Abstract
Spontaneous reporting systems (SRS) as a form of post-market drug-safety passive surveillance were created several decades ago. SRS do have several limitations. Somewhat common but serious events will not necessarily prompt the filing of a report. Reporting is voluntary, leading to under-reporting of adverse events, and submitted reports are often lacking in detail. Post-market active drug-safety surveillance is now emerging as a realistic and powerful complement to SRS. Recent examples of active surveillance systems are presented in this paper; these have some, but not all, the elements of an ideal active surveillance programme.

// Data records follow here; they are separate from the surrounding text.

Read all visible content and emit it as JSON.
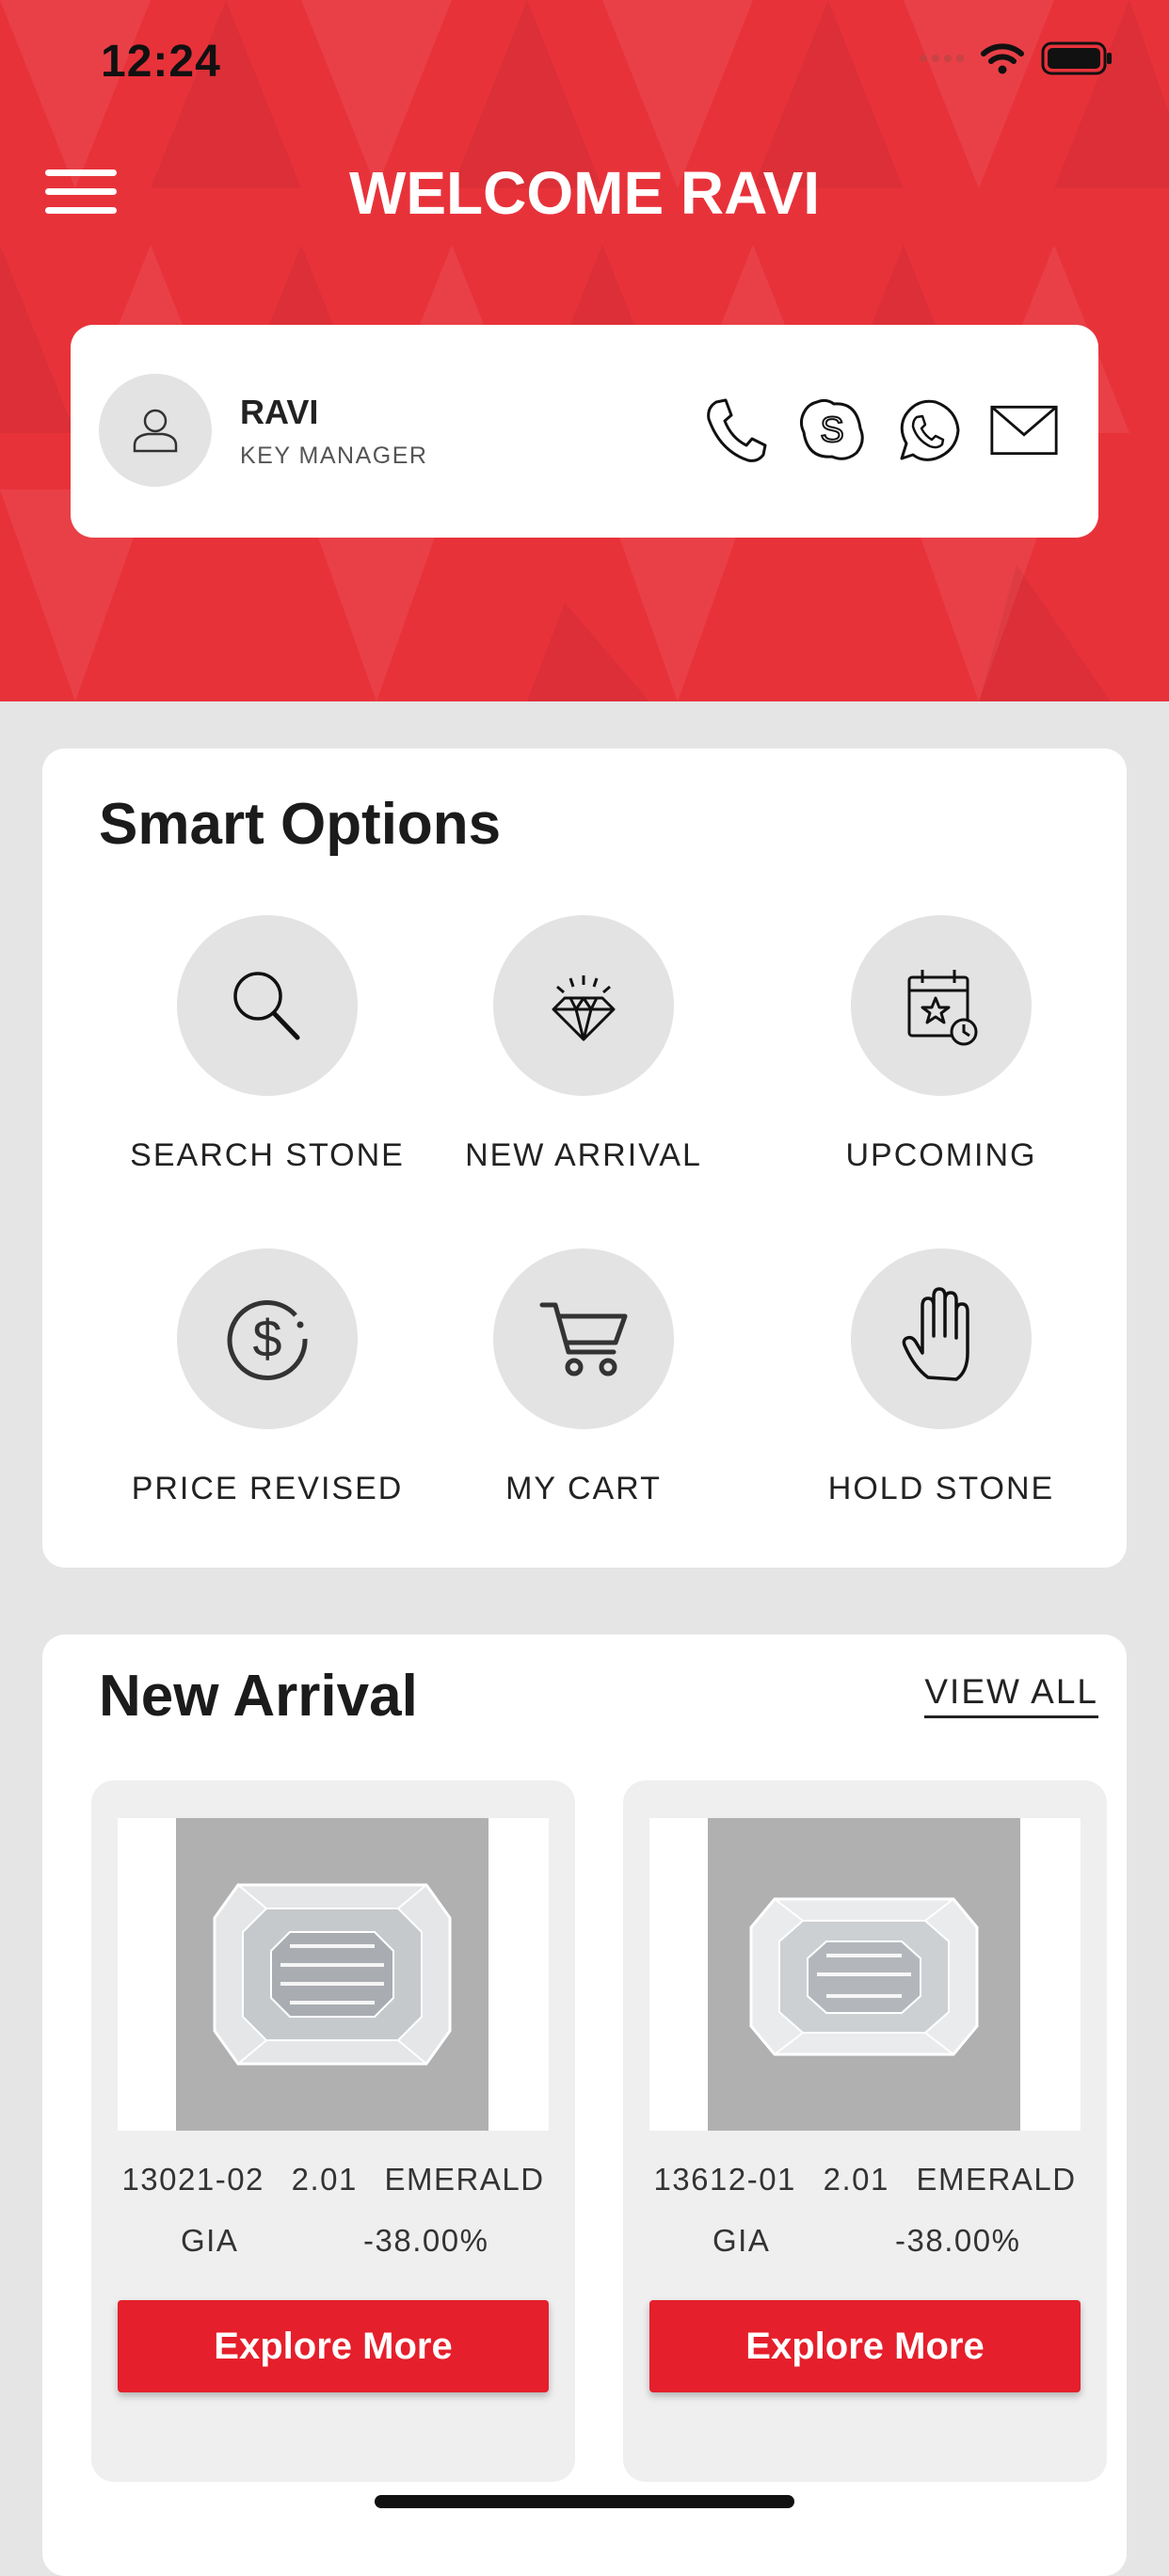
{
  "status_bar": {
    "time": "12:24"
  },
  "header": {
    "title": "WELCOME RAVI",
    "bg_color": "#e8323a",
    "menu_icon": "hamburger-menu-icon"
  },
  "profile": {
    "name": "RAVI",
    "role": "KEY MANAGER",
    "contacts": [
      "phone-icon",
      "skype-icon",
      "whatsapp-icon",
      "mail-icon"
    ]
  },
  "smart_options": {
    "title": "Smart Options",
    "items": [
      {
        "label": "SEARCH STONE",
        "icon": "search-icon"
      },
      {
        "label": "NEW ARRIVAL",
        "icon": "diamond-icon"
      },
      {
        "label": "UPCOMING",
        "icon": "calendar-star-icon"
      },
      {
        "label": "PRICE REVISED",
        "icon": "dollar-icon"
      },
      {
        "label": "MY CART",
        "icon": "cart-icon"
      },
      {
        "label": "HOLD STONE",
        "icon": "hand-icon"
      }
    ]
  },
  "new_arrival": {
    "title": "New Arrival",
    "view_all": "VIEW ALL",
    "products": [
      {
        "id": "13021-02",
        "carat": "2.01",
        "shape": "EMERALD",
        "lab": "GIA",
        "discount": "-38.00%",
        "button": "Explore More"
      },
      {
        "id": "13612-01",
        "carat": "2.01",
        "shape": "EMERALD",
        "lab": "GIA",
        "discount": "-38.00%",
        "button": "Explore More"
      }
    ]
  },
  "colors": {
    "accent": "#e51f2b",
    "background": "#e5e5e5"
  }
}
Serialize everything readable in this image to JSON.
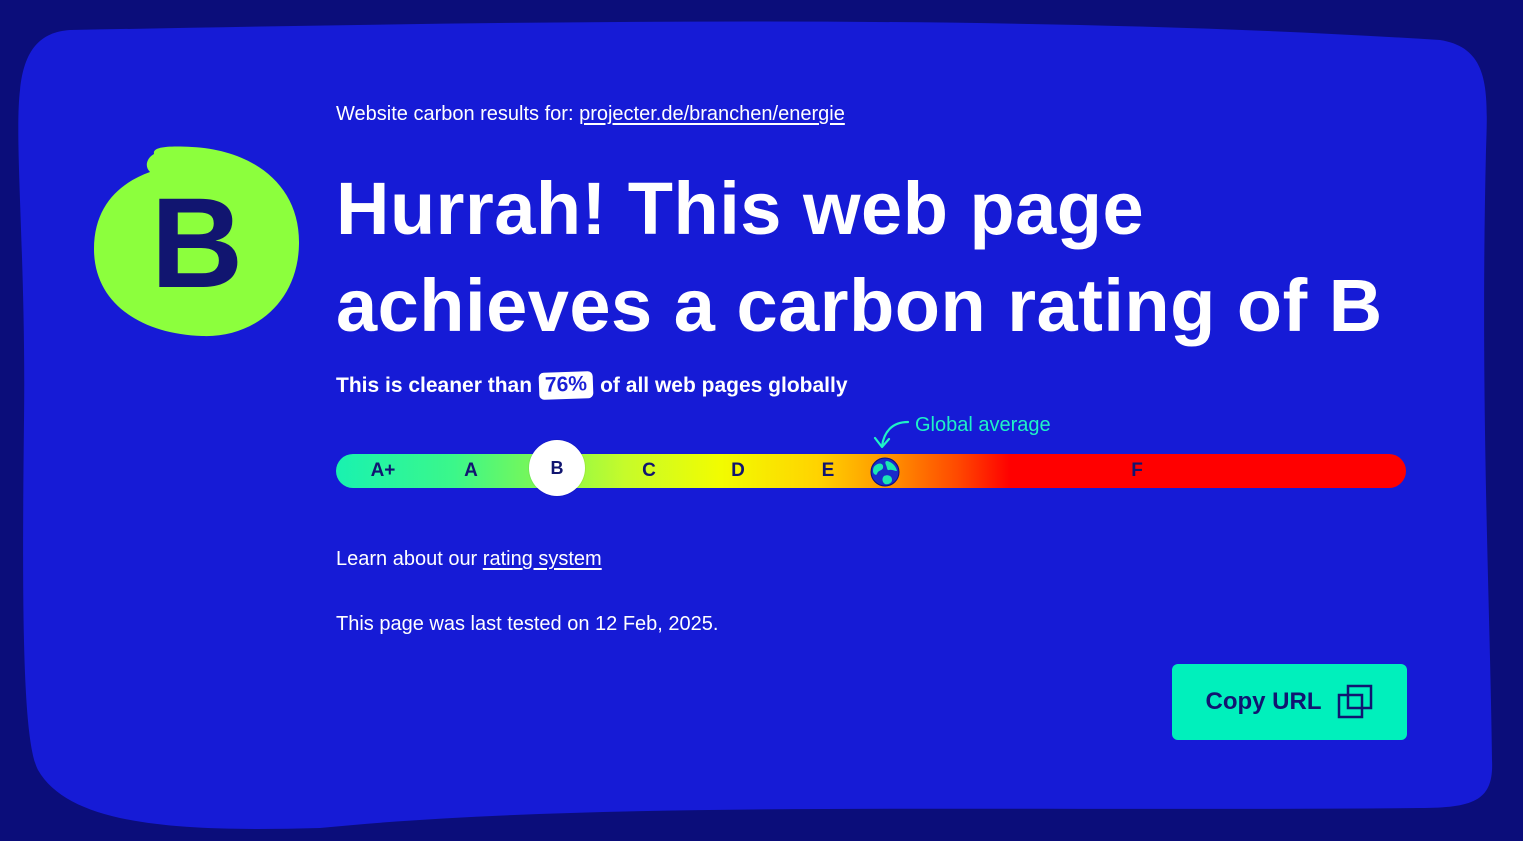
{
  "colors": {
    "page_bg": "#0b0d7a",
    "card_bg": "#161bd6",
    "grade_blob": "#8cff3d",
    "dark_text": "#111570",
    "accent_teal": "#00f0bc"
  },
  "grade": {
    "letter": "B"
  },
  "results": {
    "prefix": "Website carbon results for: ",
    "url": "projecter.de/branchen/energie"
  },
  "headline": "Hurrah! This web page achieves a carbon rating of B",
  "cleaner": {
    "prefix": "This is cleaner than",
    "percent": "76%",
    "suffix": "of all web pages globally"
  },
  "scale": {
    "grades": [
      "A+",
      "A",
      "B",
      "C",
      "D",
      "E",
      "F"
    ],
    "current": "B",
    "global_average_label": "Global average",
    "global_average_icon": "globe-icon"
  },
  "learn": {
    "prefix": "Learn about our ",
    "link": "rating system"
  },
  "tested": "This page was last tested on 12 Feb, 2025.",
  "copy_button": {
    "label": "Copy URL",
    "icon": "copy-icon"
  }
}
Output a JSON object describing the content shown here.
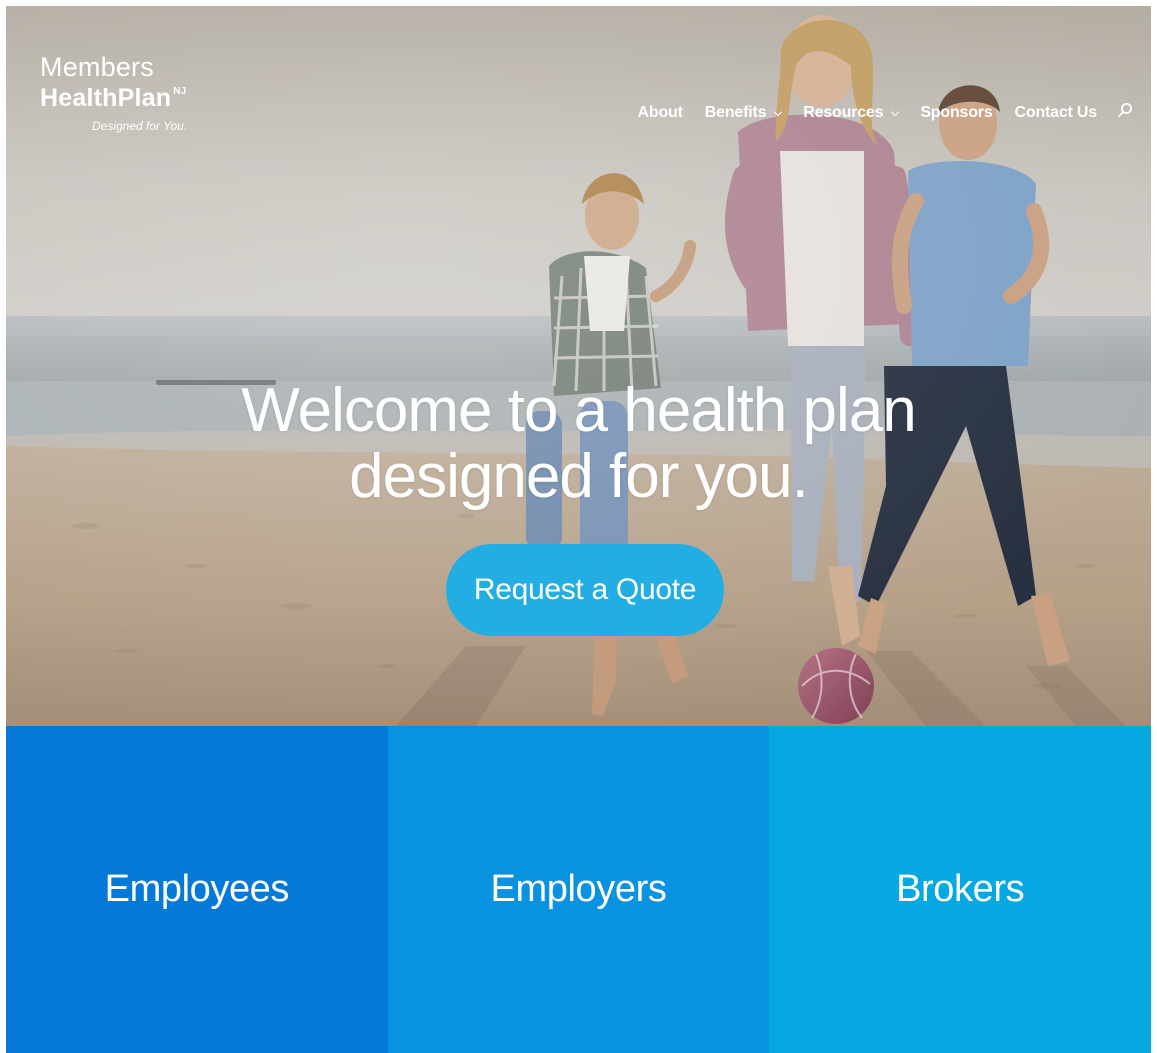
{
  "brand": {
    "line1": "Members",
    "line2": "HealthPlan",
    "superscript": "NJ",
    "tagline": "Designed for You."
  },
  "nav": {
    "items": [
      {
        "label": "About",
        "has_dropdown": false
      },
      {
        "label": "Benefits",
        "has_dropdown": true
      },
      {
        "label": "Resources",
        "has_dropdown": true
      },
      {
        "label": "Sponsors",
        "has_dropdown": false
      },
      {
        "label": "Contact Us",
        "has_dropdown": false
      }
    ],
    "search_icon": "search-icon"
  },
  "hero": {
    "heading_line1": "Welcome to a health plan",
    "heading_line2": "designed for you.",
    "cta_label": "Request a Quote"
  },
  "panels": [
    {
      "label": "Employees",
      "color": "#0579d8"
    },
    {
      "label": "Employers",
      "color": "#0992e0"
    },
    {
      "label": "Brokers",
      "color": "#06a8e2"
    }
  ],
  "colors": {
    "cta": "#23aee3"
  }
}
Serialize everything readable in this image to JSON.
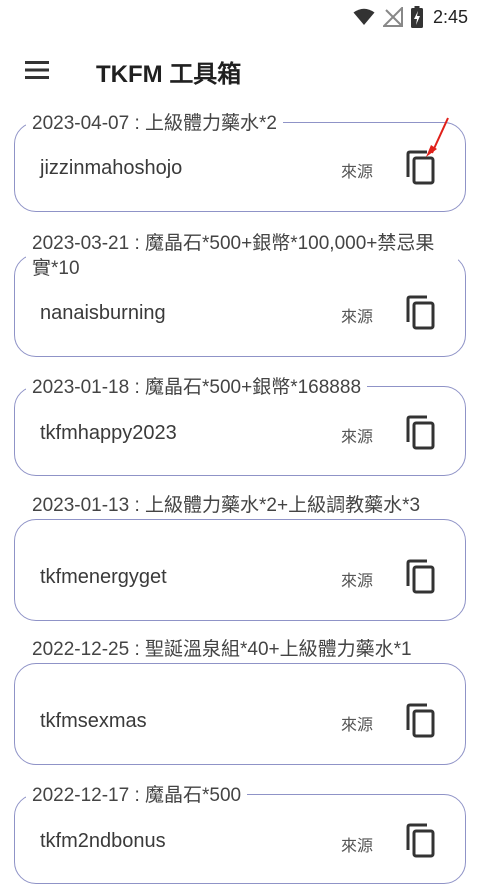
{
  "status_bar": {
    "time": "2:45"
  },
  "app_bar": {
    "title": "TKFM 工具箱"
  },
  "cards": [
    {
      "label": "2023-04-07 : 上級體力藥水*2",
      "code": "jizzinmahoshojo",
      "source": "來源"
    },
    {
      "label": "2023-03-21 : 魔晶石*500+銀幣*100,000+禁忌果實*10",
      "code": "nanaisburning",
      "source": "來源"
    },
    {
      "label": "2023-01-18 : 魔晶石*500+銀幣*168888",
      "code": "tkfmhappy2023",
      "source": "來源"
    },
    {
      "label": "2023-01-13 : 上級體力藥水*2+上級調教藥水*3",
      "code": "tkfmenergyget",
      "source": "來源"
    },
    {
      "label": "2022-12-25 : 聖誕溫泉組*40+上級體力藥水*1",
      "code": "tkfmsexmas",
      "source": "來源"
    },
    {
      "label": "2022-12-17 : 魔晶石*500",
      "code": "tkfm2ndbonus",
      "source": "來源"
    }
  ]
}
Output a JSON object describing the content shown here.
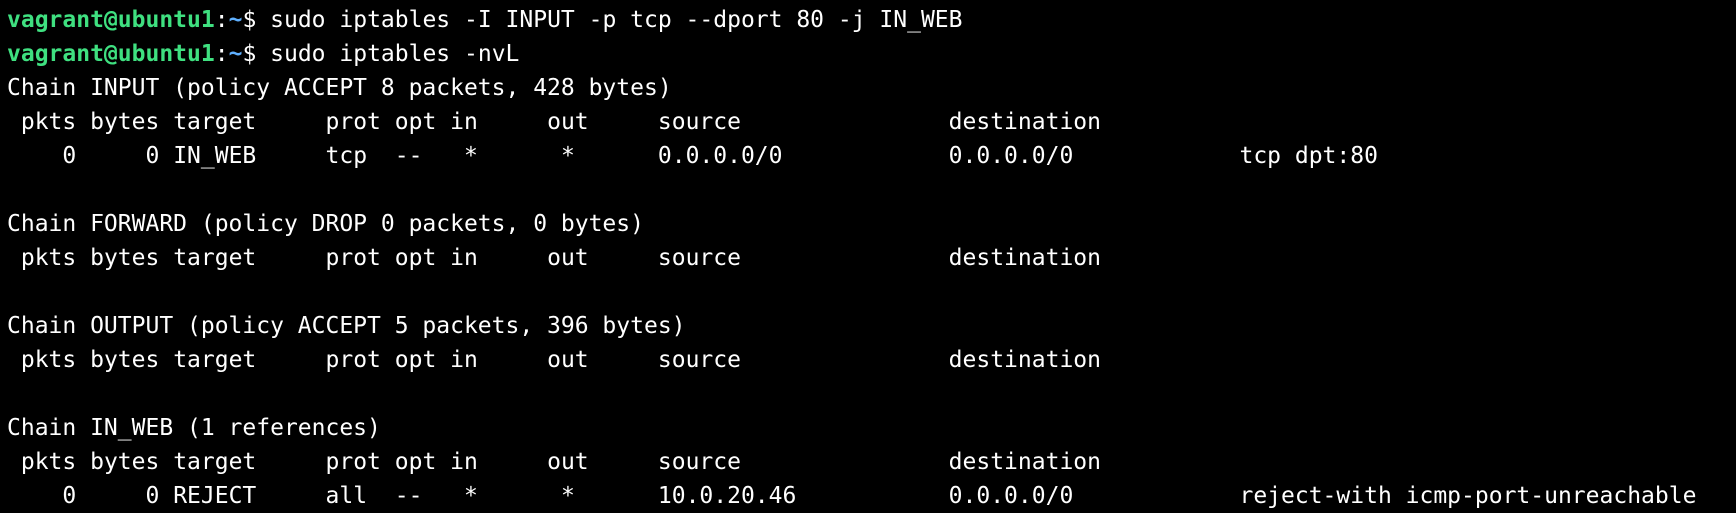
{
  "prompt": {
    "user_host": "vagrant@ubuntu1",
    "colon": ":",
    "path": "~",
    "symbol": "$ "
  },
  "commands": [
    "sudo iptables -I INPUT -p tcp --dport 80 -j IN_WEB",
    "sudo iptables -nvL"
  ],
  "header_columns": [
    "pkts",
    "bytes",
    "target",
    "prot",
    "opt",
    "in",
    "out",
    "source",
    "destination"
  ],
  "chains": [
    {
      "title": "Chain INPUT (policy ACCEPT 8 packets, 428 bytes)",
      "rules": [
        {
          "pkts": "0",
          "bytes": "0",
          "target": "IN_WEB",
          "prot": "tcp",
          "opt": "--",
          "in": "*",
          "out": "*",
          "source": "0.0.0.0/0",
          "destination": "0.0.0.0/0",
          "extra": "tcp dpt:80"
        }
      ]
    },
    {
      "title": "Chain FORWARD (policy DROP 0 packets, 0 bytes)",
      "rules": []
    },
    {
      "title": "Chain OUTPUT (policy ACCEPT 5 packets, 396 bytes)",
      "rules": []
    },
    {
      "title": "Chain IN_WEB (1 references)",
      "rules": [
        {
          "pkts": "0",
          "bytes": "0",
          "target": "REJECT",
          "prot": "all",
          "opt": "--",
          "in": "*",
          "out": "*",
          "source": "10.0.20.46",
          "destination": "0.0.0.0/0",
          "extra": "reject-with icmp-port-unreachable"
        }
      ]
    }
  ],
  "colors": {
    "background": "#000000",
    "foreground": "#ffffff",
    "user_host": "#3fe080",
    "path": "#5fb0ff"
  }
}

An ideal programme should allow rigorous confirmation of suspected risks and have adequate scope for timely and validated signal detection of emerging adverse events. It should allow for both hypothesisgenerating and hypothesis-confirming investigations and be based on a well defined population including not only those with drug exposures but also those who are unexposed. In terms of analysis, epidemiological methods would be utilized that accurately control for confounding-by-indication, and statistical techniques would be used that account for multiple testing among several potential outcomes assessed at different points in time. All of the necessary information should be contained in readily accessible electronic medical record databases. There also must be patient data privacy protections that conform to law and ethical guidelines. However, there is much work to be done before active surveillance becomes the paramount tool in post-market pharmacovigilance.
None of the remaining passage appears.